House Budget Committee Chairman Paul Ryan, R-Wis., has already angered Democrats by announcing that Republicans' 2014 budget proposal would eliminate the massive expansion of health care coverage mandated under President Obama's signature health care reforms.

Democrats, who control the Senate, are working on their own budget plan, the first in four years if they succeed in advancing it. The Democratic plan is expected to leave the president's health care law intact and pay down the debt at a slower pace than Ryan proposes. It will also raise taxes to offset $1.2 trillion in looming budget cuts and reduce the national debt, something Republicans have refused to support.

Obama is writing a budget proposal of his own, though he already missed the statutory deadline and is now expected to deliver it to Congress next month.

Lawmakers and Obama are hoping the three plans can be merged into a compromise that leads to a "grand bargain" that would reduce the debt and makes changes to entitlement spending.

"These are partisan documents," Marc Goldwein, senior policy director of the Committee for a Responsible Federal Budget, told The Washington Examiner. "They are the start of what is going to be a long dance."

The proposal that Ryan will release Tuesday morning would balance the budget in 10 years by reducing overall federal spending growth from 4.9 percent to 3.4 percent for a savings of $5 trillion over the next decade, Ryan told "Fox News Sunday."

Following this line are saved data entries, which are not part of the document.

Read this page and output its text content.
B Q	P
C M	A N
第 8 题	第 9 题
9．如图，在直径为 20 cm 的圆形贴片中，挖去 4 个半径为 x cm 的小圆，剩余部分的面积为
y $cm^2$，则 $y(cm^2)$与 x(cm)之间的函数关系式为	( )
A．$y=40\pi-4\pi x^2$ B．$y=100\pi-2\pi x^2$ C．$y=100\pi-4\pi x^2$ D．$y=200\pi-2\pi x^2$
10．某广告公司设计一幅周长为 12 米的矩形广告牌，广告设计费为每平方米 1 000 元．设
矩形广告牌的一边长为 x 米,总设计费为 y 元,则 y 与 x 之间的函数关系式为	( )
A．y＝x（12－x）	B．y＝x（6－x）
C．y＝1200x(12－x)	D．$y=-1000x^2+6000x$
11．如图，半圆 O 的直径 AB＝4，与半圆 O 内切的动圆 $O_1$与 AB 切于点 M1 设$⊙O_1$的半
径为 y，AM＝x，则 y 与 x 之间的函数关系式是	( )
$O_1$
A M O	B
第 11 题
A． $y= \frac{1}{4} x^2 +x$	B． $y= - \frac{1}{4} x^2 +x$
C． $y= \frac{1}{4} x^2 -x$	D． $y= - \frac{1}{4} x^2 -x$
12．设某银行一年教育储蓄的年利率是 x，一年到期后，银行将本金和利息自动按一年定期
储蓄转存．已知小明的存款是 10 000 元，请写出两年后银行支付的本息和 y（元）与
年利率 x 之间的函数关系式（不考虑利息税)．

Ryan's budget is expected to largely mirror the budget plan he submitted last year, though it would balance the budget sooner. The new plan also leaves in place the so-called sequestration budget cuts that would trim $85 billion in spending over the next year and $1.2 trillion over the next decade.

"You won't see big surprises in our budget," Ryan said. "We can get to balance, and we can show the country that this is an achievable goal, a goal we all ought to share, that helps us prevent a debt crises. ... That's what we ought to be doing here."

Ryan's budget will include controversial changes to Medicare that he first rolled out last year, including converting the program to provide "insurance premium support" that beneficiaries can use to buy private health insurance. He also proposes gradually raising the age of eligibility from 65 to 67.

Medicare is expected to be a negotiating point between the White House and Republicans in an effort to achieve a long-term deficit-reduction deal. Obama told Senate Republicans at a private dinner last week that Medicare reform is a top priority. Obama also met privately with Ryan to discuss ways to reduce the deficit. Ryan told Fox the two "had a very frank exchange" but clearly come from "different perspectives."

Democrats don't want to change eligibility and derided the premium support proposal as a "voucher plan."

"House Republicans should get serious about the economy and helping middle-class families and small businesses thrive rather than wasting time on budgets that end Medicare as we know it and other political stunts," aides to House Minority Leader Nancy Pelosi, D-Calif., said Monday.